L'anandamide è un neurotrasmettitore cannabinoide endogeno o endocannabinoide che viene prodotto naturalmente nel cervello. Gli endocannabinoidi sono presenti nell'organismo dell'essere umano e degli animali nello stesso modo in cui i fitocannabinoidi sono presenti nelle piante, e sia i primi che i secondi hanno una forte capacità di interazione con i recettori del sistema endocannabinoide CB1 e CB2. Nello specifico, è l'interazione con il recettore CB1 a provocare l'euforia da cannabis quando tra i cannabinoidi è presente il THC.

E visto che l'anandamide e il THC hanno proprietà identiche, si può in un certo senso dire che il consumo di cannabis, sia fumata, sia vaporizzata, produce gli stessi effetti dell'anandamide. L'azione del THC sull'organismo è praticamente immediata perché, come se si trattasse di un meccanismo di precisione, una volta che il neurotrasmettitore entra in contatto con il giusto recettore, l'organismo interpreta che deve reagire con una risposta specifica. A quel punto, viene attivato il sistema di ricompensa del cervello, che, a seconda della situazione vissuta, provoca un senso di benessere o piacere.

Di norma, gli effetti generati dalla cannabis sono gradevoli, ma in un consumatore su cinque l'esperienza può essere anche spiacevole. Ciò si spiega per la presenza di un enzima naturale noto come FAAH (amide idrolasi degli acidi grassi), che ha la capacità di disattivare l'anandamide. Ma dato che la produzione di FAAH è diversa in ogni organismo, lo è anche la reazione.

Negli individui con una più bassa produzione di FAAH, l'assimilazione è più lenta, e quindi sono più rilassati perché subiscono minori fluttuazioni e il loro stato di animo è più stabile. Quando però consumano cannabis, un effetto così potente gli procura un senso di ansia che viene percepito come un'esperienza negativa.

Poi c'è da aggiungere anche che il THC ha un effetto bifasico, cioè diverso in funzione della dose.
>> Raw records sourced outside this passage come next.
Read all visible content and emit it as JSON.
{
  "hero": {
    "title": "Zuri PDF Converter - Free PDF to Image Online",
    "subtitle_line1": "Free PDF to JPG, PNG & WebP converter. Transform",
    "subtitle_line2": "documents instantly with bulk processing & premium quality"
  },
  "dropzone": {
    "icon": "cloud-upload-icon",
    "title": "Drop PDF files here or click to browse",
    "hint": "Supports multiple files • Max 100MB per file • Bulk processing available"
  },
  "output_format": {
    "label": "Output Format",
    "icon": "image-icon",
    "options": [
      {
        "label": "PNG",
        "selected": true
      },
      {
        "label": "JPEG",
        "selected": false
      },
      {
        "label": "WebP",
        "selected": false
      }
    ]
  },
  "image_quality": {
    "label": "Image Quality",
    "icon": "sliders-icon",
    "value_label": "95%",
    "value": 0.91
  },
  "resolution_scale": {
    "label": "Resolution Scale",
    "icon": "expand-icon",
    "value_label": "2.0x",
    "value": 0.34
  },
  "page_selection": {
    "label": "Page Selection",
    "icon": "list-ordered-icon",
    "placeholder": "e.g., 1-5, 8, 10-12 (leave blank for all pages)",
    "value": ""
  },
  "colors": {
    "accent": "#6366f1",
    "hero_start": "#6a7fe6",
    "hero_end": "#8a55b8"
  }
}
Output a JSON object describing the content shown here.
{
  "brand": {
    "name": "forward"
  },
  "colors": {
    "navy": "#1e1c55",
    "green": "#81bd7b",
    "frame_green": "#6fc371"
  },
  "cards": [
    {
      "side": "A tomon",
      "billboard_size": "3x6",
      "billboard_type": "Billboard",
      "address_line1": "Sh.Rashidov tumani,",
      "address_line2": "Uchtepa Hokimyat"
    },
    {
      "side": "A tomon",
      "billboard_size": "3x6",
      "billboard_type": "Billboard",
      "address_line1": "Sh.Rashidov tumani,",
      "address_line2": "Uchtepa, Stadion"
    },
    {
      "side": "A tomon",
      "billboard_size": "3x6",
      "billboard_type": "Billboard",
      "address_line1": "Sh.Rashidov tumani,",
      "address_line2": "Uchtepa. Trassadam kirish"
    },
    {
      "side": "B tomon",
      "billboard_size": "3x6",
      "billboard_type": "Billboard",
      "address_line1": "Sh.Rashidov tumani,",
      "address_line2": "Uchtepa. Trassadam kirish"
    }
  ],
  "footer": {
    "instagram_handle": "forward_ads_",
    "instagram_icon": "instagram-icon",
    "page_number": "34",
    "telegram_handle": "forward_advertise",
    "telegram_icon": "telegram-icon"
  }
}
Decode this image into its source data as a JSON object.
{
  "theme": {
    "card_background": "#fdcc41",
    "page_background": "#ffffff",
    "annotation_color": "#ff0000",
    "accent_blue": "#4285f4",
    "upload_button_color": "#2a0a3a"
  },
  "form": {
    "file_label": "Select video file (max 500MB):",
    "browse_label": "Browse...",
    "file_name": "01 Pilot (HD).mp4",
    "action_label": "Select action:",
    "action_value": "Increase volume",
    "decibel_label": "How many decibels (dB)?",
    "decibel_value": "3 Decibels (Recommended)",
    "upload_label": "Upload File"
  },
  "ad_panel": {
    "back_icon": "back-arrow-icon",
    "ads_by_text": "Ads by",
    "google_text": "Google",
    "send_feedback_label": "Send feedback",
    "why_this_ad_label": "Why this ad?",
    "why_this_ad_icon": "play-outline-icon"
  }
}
Mentre una quantità piccola provoca sensazioni gradevoli quali euforia, benessere, lucidità e rilassamento, una dose troppo elevata può scatenare un'esperienza sgradevole caratterizzata da ansia, paranoia e sudorazione. Il consumo moderato è dunque la chiave per l'equilibrio.

La straordinaria simbiosi che sussiste tra il sistema endocannabinoide e i fitocannabinoidi è molto intrigante dal punto di vista biologico. Tuttavia, si rendono necessari ulteriori studi per comprendere meglio il meccanismo che la rende possibile. La cannabis ha tanto da offrire e gli sviluppi scientifici a venire ne daranno prova.